Um ser humano é um combinado de egoísmo, sofrimento e necedade. Não comove ninguém. Uma pedra não comove ninguém. A beleza é um acidente banal e pressupõe a morte; muitas vezes se rodeia de sandice, e se nos fala, chega a ser assustador. A inteligência, refrescante como um duche, sabe bem, no Estio; mas agora, que é Inverno toda a vida, que lugar atribuir à inteligência? O de criada de servir nos aposentos da ganância. Não comove, é evidente, ninguém. A bondade, sim, comove. Mas é tão débil e tão rara que ninguém a ouve. Não é fácil, assim, encontrar algo que possamos amar. Eu tenho procurado, eu juro que não sei o que fazer: tudo me parece, até a música, produto de uma falha. Vou por essas ruas ao acaso e não acerto a conhecer quem me convença que bem outra poderia ser a vida. Tudo se mostra sob espelhos deformantes, tudo arde numa estranha aceitação. Francamente, que alguém me demonstrasse que não tenho razão.
in Movimentos no Escuro, 2005
Wild Strawberries – Ingmar Bergman (1957)
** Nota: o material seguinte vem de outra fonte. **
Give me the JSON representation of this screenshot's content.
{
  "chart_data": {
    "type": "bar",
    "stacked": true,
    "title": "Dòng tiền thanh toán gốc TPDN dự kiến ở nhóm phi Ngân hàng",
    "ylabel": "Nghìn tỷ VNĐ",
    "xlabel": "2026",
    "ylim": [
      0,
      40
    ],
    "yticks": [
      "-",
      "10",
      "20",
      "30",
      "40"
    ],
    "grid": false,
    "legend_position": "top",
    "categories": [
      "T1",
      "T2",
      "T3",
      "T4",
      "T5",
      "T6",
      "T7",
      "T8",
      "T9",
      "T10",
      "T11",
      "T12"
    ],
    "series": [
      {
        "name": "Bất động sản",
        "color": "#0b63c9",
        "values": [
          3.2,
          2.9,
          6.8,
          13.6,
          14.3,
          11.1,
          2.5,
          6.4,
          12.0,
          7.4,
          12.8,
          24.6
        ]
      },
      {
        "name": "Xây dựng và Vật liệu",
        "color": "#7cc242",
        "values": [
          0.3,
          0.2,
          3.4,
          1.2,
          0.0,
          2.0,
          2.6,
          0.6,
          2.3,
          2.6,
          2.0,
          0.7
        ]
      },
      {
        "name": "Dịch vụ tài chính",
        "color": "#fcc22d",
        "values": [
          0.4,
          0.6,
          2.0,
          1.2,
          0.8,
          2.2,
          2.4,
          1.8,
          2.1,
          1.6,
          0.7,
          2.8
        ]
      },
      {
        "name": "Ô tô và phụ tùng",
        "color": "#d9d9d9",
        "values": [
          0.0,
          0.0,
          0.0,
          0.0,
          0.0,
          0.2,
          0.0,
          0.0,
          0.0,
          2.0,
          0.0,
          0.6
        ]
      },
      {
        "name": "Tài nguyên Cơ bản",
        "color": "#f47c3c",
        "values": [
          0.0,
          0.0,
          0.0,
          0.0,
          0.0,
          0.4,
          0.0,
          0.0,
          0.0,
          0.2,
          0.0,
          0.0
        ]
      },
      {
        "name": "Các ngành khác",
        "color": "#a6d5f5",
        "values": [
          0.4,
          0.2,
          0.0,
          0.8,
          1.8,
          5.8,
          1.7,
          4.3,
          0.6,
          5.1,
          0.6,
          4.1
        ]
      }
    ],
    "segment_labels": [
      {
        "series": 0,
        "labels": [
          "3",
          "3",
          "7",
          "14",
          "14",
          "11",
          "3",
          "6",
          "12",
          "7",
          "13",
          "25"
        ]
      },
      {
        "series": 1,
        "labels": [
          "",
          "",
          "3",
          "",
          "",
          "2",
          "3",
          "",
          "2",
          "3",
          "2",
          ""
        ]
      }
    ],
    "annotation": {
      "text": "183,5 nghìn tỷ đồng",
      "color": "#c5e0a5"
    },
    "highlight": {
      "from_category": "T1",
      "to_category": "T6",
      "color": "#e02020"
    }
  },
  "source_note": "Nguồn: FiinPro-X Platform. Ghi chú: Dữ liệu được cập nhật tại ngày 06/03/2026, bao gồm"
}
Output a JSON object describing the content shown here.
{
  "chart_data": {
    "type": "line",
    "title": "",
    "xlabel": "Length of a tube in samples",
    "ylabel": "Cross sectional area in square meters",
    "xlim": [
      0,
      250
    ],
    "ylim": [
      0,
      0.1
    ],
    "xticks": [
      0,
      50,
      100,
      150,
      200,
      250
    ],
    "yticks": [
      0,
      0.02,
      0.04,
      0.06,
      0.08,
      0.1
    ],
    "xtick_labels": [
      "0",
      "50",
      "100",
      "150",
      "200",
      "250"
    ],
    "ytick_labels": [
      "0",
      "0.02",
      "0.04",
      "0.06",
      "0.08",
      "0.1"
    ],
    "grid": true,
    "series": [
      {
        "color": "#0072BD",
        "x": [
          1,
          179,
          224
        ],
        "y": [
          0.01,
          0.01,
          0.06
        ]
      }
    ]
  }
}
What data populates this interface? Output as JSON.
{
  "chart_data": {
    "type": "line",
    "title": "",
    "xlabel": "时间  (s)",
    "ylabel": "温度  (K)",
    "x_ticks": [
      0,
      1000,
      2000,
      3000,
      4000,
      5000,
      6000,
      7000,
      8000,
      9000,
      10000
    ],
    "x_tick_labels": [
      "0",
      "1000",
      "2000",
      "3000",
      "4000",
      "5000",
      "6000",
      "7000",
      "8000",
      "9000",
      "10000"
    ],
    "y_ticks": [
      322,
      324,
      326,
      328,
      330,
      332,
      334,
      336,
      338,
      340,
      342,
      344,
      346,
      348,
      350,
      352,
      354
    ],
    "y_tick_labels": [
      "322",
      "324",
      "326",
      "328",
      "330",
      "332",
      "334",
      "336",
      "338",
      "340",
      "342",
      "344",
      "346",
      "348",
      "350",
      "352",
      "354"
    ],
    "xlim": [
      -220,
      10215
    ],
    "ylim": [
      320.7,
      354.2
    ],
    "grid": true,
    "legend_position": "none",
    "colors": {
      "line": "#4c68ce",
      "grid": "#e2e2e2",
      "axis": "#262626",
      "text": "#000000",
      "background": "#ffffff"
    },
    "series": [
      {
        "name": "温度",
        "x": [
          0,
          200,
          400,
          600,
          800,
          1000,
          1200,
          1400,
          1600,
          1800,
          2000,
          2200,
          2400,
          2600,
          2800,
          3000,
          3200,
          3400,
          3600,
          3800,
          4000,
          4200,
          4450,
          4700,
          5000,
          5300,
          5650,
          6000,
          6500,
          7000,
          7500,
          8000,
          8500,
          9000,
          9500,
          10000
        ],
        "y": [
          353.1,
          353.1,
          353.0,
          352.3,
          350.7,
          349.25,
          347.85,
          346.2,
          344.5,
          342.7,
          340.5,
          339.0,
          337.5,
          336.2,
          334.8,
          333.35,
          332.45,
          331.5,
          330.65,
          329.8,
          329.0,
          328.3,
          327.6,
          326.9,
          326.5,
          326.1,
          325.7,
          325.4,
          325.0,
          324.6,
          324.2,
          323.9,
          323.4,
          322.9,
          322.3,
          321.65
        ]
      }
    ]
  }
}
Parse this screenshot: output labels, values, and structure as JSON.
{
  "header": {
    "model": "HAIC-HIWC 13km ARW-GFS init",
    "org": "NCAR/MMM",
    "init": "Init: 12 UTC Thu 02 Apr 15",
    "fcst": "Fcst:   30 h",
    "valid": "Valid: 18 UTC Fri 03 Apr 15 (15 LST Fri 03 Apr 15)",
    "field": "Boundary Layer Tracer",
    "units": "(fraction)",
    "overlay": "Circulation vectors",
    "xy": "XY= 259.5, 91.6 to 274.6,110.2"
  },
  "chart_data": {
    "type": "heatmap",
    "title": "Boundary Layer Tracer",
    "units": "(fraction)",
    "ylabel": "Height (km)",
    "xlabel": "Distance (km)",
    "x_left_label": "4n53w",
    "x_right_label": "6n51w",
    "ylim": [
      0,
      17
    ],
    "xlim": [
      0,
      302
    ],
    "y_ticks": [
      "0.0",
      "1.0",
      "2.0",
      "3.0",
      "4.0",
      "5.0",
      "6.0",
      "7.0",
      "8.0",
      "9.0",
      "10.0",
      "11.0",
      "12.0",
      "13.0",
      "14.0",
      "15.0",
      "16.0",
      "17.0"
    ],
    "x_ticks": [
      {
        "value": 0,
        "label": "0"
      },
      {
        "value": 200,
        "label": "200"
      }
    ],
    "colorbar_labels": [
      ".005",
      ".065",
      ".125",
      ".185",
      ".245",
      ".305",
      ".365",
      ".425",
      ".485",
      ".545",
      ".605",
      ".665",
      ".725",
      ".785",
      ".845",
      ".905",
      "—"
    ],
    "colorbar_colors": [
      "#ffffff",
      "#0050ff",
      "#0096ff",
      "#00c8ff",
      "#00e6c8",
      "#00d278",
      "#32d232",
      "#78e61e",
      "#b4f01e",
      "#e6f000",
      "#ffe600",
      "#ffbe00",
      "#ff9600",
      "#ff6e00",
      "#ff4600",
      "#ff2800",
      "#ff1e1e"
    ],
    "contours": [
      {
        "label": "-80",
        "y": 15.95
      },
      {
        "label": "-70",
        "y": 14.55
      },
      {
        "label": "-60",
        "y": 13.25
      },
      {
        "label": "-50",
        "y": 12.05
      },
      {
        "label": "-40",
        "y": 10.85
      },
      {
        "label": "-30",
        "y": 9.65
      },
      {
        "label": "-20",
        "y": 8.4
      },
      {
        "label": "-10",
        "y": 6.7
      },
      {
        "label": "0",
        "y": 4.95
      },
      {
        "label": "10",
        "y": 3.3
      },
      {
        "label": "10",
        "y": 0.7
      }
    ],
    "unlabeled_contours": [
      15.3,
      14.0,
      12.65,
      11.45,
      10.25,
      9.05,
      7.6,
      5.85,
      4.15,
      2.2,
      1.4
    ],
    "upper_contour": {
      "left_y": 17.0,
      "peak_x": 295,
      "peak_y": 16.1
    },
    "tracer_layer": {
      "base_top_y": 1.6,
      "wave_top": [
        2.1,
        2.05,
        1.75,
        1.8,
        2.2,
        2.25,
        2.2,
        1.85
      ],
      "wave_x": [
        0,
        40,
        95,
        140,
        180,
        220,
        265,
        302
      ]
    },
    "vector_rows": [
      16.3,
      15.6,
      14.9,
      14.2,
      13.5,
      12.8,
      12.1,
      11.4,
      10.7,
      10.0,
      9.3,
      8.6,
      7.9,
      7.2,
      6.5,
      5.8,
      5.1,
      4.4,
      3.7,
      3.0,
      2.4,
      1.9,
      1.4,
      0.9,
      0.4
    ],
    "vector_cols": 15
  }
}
A human being is a blend of selfishness, pain and foolishness. Doesn’t move anyone. A stone doesn’t move anyone. Beauty is an ordinary hazard and presupposes death; it’s often surrounded by folly, and if it speaks to us, it can be frightening. Intelligence, refreshing like a shower, feels good in the summer; but now, when it’s forever winter, what place shall we allocate intelligence? The one of a maid servant in the chambers of greed. It doesn’t obviously move anybody. Goodness does. But it’s so frail and so rare that nobody hears it. It isn’t easy, therefore, to find something we can love. I’ve been searching, and swear I don’t know what to do: everything, even music, seems to me the result of some flaw. I wander these streets at random and don’t come across anybody who can convince me that life could well be different. Everything is seen under distorting mirrors, all burns in strange acceptance. Frankly, I wish someone would prove me wrong.
É mais que certo: não sinto a tua falta. Fiquei a tarde toda a arrumar os teus papéis, a reler as cinco cartas que me foste endereçando na semana que perdemos: tu no Alentejo, eu debaixo de água. Fui depois regar as rosas que deixaste no quintal. Sempre só e sem carpir o meu estado (porque não me fazes falta), pus o disco da Chavela que me deste no Natal e comecei a preparar o teu prato preferido. Cozinhar fez-me perder o apetite; por isso abri uma garrafa de maduro e não me custa confessar-te que não sinto a tua falta. Por volta das dez horas, obriguei-me a recusar dois convites pra sair (aleguei androfobia) e estou neste momento a recortar a tua imagem (não me fazes falta) nas fotos que possuo de nós dois, de maneira a castigar com o cesto dos papéis a inábil idiota que deixou que tu te fosses.
in Ulisses já não mora aqui, 2002
Penelope writes
It’s more than sure: I don’t miss you. I spent the whole afternoon tiding up your papers, reading again the five letters you managed to send during the week that was wasted: you in the Alentejo, and I under water. Then I watered the roses you left in the garden. Always by myself and not moaning about my lot (since I don’t miss you), I put on the Chavela record you gave me for Christmas and started to cook your favourite dish. Cooking made me lose my appetite; and so I opened a bottle of red and it’s not hard to confess that I don’t miss you. Around 10 pm, I made myself refuse two invitations to go out (I gave androphobia as an excuse) and right now I’m cutting out your image (I don’t miss you) from the photos I own of both of us in order to punish with the paper basket the awkward idiot who let you go.